Given a specific computer system, is it possible to estimate the actual precise run time of a piece of Assembly code

Question

this is a piece of Assembly code

section .text
    global _start       ;must be declared for using gcc
_start:                     ;tell linker entry point
    mov edx, len    ;message length
    mov ecx, msg    ;message to write
    mov ebx, 1      ;file descriptor (stdout)
    mov eax, 4      ;system call number (sys_write)
    int 0x80        ;call kernel
    mov eax, 1      ;system call number (sys_exit)
    int 0x80        ;call kernel

section .data

msg db  'Hello, world!',0xa ;our dear string
len equ $ - msg         ;length of our dear string

Given a specific computer system, is it possible to predict precisely the actual run time of a piece of Assembly code.

score 48 · Accepted Answer · answered Aug 31 '19 at 19:06

I can only quote from the manual of a rather primitive CPU, a 68020 processor from around 1986: "Calculating the exact runtime of a sequence of instructions is difficult, even if you have precise knowledge of the processor implementation". Which we don't have. And compared to a modern processor, that CPU was primitive.

I can't predict the runtime of that code, and neither can you. But you can't even define what "runtime" of a piece of code is, when a processor has massive caches, and massive out-of-order capabilities. A typical modern processor can have 200 instructions "in flight", that is in various stages of execution. So the time from trying to read the first instruction byte, to retiring the last instruction, can be quite long. But the actual delay to all other work that the processor needs doing may be (and typically is) a lot less.

Of course doing two calls to the operating system makes this completely unpredictable. You don't know what "writing to stdout" actually does, so you can't predict the time.

And you can't know the clock speed of the computer at the precise moment you run the code. It may be in some power saving mode, the computer may have reduced clock speed because it got hot, so even the same number of clock cycles can take different amounts of time.

All in all: Totally unpredictable.

TheHans255 · Answer 2 · 2019-11-11T19:10:11.527

You cannot do this in general, but in some senses, you very much can, and there have been a few historical cases in which you indeed had to.
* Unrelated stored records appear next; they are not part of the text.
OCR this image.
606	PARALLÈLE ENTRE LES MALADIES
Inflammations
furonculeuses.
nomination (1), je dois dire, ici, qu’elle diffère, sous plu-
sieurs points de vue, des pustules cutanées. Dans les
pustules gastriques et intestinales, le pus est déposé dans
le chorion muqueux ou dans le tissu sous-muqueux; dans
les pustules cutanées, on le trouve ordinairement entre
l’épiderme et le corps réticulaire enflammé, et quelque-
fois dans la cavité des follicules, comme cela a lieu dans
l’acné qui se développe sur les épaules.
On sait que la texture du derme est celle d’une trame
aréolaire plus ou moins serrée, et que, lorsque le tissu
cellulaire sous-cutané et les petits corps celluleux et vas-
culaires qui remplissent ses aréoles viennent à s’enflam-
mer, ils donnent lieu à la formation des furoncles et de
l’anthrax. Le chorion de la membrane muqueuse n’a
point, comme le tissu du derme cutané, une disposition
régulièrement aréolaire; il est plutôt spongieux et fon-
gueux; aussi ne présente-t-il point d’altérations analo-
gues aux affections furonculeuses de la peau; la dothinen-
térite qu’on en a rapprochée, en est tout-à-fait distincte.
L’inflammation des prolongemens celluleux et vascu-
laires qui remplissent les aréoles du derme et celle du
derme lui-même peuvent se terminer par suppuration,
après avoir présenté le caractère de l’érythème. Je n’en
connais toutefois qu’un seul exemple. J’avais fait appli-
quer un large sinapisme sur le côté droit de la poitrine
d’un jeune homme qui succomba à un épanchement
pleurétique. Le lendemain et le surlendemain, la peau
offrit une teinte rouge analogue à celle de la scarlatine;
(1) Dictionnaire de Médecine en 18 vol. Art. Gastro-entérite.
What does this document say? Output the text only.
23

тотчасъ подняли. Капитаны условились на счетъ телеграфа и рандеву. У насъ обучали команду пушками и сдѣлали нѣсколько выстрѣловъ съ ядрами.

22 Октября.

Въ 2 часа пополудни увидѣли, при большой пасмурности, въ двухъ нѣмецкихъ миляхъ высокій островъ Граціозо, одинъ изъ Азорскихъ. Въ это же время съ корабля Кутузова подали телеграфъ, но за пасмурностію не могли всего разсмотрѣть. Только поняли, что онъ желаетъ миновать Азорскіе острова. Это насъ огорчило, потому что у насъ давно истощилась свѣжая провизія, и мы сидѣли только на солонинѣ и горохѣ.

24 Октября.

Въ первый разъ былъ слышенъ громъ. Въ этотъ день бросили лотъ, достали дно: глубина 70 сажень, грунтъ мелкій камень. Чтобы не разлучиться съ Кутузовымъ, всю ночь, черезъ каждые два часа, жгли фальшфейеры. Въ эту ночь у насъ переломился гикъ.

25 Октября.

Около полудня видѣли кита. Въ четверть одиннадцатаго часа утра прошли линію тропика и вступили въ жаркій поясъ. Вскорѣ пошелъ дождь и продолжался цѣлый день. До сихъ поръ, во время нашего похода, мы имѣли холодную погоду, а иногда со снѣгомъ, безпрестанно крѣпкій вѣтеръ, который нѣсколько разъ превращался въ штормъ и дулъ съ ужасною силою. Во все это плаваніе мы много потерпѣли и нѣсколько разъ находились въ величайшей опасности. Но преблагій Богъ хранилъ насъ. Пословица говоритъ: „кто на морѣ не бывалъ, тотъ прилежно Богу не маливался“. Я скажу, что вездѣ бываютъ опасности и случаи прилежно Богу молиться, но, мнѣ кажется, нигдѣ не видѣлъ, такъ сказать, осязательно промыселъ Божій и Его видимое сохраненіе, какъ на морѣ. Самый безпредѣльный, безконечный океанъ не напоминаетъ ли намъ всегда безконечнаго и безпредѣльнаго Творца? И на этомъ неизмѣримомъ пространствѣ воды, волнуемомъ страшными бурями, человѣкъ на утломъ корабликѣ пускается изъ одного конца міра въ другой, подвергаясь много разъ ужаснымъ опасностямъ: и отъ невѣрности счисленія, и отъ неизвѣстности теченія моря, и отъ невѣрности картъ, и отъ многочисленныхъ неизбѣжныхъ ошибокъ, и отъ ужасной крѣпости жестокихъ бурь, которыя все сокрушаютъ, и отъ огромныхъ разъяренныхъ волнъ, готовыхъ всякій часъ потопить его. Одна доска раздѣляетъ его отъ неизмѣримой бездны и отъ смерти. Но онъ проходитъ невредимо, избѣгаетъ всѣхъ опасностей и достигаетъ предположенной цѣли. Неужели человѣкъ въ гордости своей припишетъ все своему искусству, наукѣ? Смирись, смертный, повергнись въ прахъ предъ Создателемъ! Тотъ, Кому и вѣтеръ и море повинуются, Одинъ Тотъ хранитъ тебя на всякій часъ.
The Atari 2600 (or Atari Video Computer System) was one of the earliest home video game systems and was first released in 1978. Unlike later systems of the era, Atari could not afford to give the device a frame buffer, meaning that the CPU had to run code at every scanline to determine what to produce - if this code took over 17.08 microseconds to run (the HBlank interval), the graphics would not be properly set before the scanline began drawing them. Worse, if the programmer wanted to draw more complex content than what the Atari normally allowed, they had to measure exact times for instructions and change the graphics registers as the beam was being drawn, with a span of 57.29 microseconds for the whole scan line.

However, the Atari 2600, like many other systems based on the 6502, had a very important feature that enabled the careful time management required for this scenario: the CPU, the RAM, and the TV signal all ran off clocks based on the same master clock. The TV signal ran off a 3.98 MHz clock, portioning the times above into an integer number of "color clocks" that managed the TV signal, and a cycle of the CPU and RAM clocks was exactly three color clocks, allowing the CPU's clock to be an accurate measure of time relative to the current progress TV signal. (For more information on this, check out the Stella Programmer's Guide, written for the Stella Atari 2600 emulator).

This operating environment, in addition, meant that every CPU instruction had a defined amount of cycles it would take in every case, and many 6502 developers published this information in reference tables. For instance, consider this entry for the CMP (Compare Memory with accumulator) instruction, taken from this table:

CMP  Compare Memory with Accumulator

     A - M                            N Z C I D V
                                    + + + - - -

     addressing    assembler    opc  bytes  cycles
     --------------------------------------------
     immediate     CMP #oper     C9    2     2
     zeropage      CMP oper      C5    2     3
     zeropage,X    CMP oper,X    D5    2     4
     absolute      CMP oper      CD    3     4
     absolute,X    CMP oper,X    DD    3     4*
     absolute,Y    CMP oper,Y    D9    3     4*
     (indirect,X)  CMP (oper,X)  C1    2     6
     (indirect),Y  CMP (oper),Y  D1    2     5*

*  add 1 to cycles if page boundary is crossed

Using all of this information, Atari 2600 (and other 6502 developers) were able to determine exactly how long their code was taking to execute, and construct routines that did what they needed and still complied with the Atari's TV signal timing requirements. And because this timing was so exact (especially for time-wasting instructions like NOP), they were even able to use it to modify the graphics as they were being drawn.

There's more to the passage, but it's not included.